After reading about a woman who lost her house and all her possessions in a fire, I was prompted to think about what possessions I have in my home that I would be as devastated if I lost them. She focused a lot on her piano, which makes me think of the many instruments that my brother and I have stored in the basement. While the loss of my guitars or my brothers drum set would be a traumatic experience, I don't think I would be as devastated as when I found out that my Jetta had been totaled and that I wasn't getting it back.
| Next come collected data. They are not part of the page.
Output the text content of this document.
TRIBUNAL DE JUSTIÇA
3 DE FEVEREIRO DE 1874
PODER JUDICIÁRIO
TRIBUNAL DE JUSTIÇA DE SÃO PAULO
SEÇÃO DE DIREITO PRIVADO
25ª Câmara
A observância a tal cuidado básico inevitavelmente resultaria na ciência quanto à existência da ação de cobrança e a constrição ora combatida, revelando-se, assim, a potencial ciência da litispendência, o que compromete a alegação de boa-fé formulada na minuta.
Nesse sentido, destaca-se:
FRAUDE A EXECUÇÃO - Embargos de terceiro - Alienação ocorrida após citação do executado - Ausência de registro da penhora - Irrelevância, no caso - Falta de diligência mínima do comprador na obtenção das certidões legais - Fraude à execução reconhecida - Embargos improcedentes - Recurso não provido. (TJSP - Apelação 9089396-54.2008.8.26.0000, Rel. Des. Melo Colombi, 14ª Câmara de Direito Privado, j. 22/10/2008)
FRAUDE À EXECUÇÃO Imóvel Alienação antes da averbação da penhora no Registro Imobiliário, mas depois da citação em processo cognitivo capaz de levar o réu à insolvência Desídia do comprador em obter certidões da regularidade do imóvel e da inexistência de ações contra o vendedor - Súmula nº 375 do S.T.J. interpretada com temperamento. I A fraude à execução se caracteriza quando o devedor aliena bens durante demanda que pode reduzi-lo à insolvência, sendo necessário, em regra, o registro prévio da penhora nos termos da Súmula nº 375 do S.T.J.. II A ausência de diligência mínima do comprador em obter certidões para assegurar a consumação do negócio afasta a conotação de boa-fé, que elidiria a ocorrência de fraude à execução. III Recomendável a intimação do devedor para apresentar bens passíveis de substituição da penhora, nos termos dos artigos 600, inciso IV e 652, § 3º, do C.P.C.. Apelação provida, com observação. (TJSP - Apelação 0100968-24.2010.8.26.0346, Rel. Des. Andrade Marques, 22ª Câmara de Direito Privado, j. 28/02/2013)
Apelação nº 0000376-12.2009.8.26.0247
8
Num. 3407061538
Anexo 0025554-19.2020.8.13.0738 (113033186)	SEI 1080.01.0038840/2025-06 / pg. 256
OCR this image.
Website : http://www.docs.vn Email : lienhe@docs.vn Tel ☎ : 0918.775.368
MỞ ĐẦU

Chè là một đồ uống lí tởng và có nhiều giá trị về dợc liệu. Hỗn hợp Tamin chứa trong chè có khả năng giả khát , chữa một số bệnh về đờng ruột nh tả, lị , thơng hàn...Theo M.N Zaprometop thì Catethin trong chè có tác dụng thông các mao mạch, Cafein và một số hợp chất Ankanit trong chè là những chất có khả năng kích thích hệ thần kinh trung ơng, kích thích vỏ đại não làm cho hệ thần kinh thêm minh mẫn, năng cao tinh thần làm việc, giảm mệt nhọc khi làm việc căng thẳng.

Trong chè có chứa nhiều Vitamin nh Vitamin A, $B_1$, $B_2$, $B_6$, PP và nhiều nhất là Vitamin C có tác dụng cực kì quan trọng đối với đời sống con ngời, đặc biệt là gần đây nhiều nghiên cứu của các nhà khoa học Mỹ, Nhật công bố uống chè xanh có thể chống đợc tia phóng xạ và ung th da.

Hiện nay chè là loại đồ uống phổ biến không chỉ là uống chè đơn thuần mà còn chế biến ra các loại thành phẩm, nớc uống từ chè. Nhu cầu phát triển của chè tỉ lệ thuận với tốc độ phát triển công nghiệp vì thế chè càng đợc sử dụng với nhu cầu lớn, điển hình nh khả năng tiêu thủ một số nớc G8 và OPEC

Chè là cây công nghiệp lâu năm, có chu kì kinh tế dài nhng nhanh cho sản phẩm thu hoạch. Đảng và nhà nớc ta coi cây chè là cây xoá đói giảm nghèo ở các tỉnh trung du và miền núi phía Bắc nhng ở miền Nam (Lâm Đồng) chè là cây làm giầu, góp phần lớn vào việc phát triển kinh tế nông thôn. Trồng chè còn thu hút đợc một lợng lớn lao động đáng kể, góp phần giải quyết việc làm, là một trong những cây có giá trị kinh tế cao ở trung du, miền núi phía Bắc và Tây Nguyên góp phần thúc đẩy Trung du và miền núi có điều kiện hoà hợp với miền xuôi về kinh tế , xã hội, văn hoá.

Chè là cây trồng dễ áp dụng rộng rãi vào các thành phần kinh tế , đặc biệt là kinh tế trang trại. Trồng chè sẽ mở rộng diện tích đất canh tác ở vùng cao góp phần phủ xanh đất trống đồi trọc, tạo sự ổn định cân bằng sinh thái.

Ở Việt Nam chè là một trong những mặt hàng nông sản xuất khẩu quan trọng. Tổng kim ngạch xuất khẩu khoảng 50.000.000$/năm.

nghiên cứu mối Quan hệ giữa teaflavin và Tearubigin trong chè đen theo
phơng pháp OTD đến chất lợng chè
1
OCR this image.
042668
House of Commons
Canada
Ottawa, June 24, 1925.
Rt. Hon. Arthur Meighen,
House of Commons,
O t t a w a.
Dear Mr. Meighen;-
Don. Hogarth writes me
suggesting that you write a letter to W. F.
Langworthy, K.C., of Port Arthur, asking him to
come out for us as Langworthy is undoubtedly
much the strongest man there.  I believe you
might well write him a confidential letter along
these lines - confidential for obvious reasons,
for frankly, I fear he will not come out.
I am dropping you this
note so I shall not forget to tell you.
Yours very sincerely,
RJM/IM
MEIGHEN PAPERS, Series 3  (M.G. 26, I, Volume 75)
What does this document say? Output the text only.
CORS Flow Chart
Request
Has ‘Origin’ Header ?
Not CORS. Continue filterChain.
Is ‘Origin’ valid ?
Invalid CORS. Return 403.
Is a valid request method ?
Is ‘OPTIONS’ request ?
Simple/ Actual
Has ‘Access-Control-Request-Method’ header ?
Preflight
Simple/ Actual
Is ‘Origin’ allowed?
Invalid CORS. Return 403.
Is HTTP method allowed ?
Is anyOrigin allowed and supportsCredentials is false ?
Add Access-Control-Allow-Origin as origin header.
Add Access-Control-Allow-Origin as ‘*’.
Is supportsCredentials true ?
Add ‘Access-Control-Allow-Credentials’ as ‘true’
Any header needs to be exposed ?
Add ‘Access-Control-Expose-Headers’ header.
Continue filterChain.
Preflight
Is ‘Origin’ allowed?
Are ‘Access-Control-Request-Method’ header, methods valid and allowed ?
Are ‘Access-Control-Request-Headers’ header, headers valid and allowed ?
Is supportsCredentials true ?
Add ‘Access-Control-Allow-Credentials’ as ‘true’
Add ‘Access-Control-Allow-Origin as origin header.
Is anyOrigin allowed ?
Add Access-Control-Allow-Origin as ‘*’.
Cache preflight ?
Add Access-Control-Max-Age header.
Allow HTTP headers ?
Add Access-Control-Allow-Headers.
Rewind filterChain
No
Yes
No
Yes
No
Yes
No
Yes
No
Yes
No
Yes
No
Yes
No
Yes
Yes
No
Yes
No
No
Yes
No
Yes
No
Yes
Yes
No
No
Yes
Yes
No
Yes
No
My senior year in high school was marked by a large number of ups and a few downs, but one of the major downs was when I lost my car. The accident came after school one day, I was driving my friend Nichole and her sister and my brother home in the rain. Traffic stopped short in front of me at a light that had just turned green, so I through open the clutch and coasted into it then hit the brake. The girl behind me (who was also driving a Jetta) wasn't paying close attention and slammed into my car and pushed me into the vehicle in front. At first I laughed, thinking of how absurd it was, and assumed it was a minor accident. Upon surveying the damage, I noticed that it was mostly only body damage to my front and rear bumpers, and that there didn't appear to be any major damage to the vitals of my car. The car in front of me was undamaged, but the girl who slammed me was in a wreck. Naturally my friend Nichole was crying and saying "Matty this sucks, this is the worst thing ever etc etc etc" which I naturally ignored. My brother was off smirking somewhere, trying to figure out how he was going to rig the police report in my favor most likely.
It was a few nights later that it hit me that my Jetta wasn't leaving the body shop. The girls insurance company had gotten the estimate from out body shop and decided that the cost was too high; the sandwiching of my car between the two others had crunched the entire frame by a fraction and it was not safe to drive. Now my devastation set in. My dad presented me with the after market radio which I had installed in the car, saying the body shop was nice enough to recover it for me. I sat on the couch holding the radio I was so proud of and though about how it was part of a whole car which had become so "me" over time.
The car had a black interior and red paint job, both my favorite in cars. It was fast and handled well, with a sunroof and good sound system. All of these things exemplified not only what I loved in cars but said something about myself, especially its manual transmission. I didn't realize how important my car was to me until it was ripped from my person, and I was forced to fill the void which had arisen from my loss. Even today, my current car is an important part of who I am, but when I think of my "favorite car" or even my first car (it was actually my second) I remember my Jetta.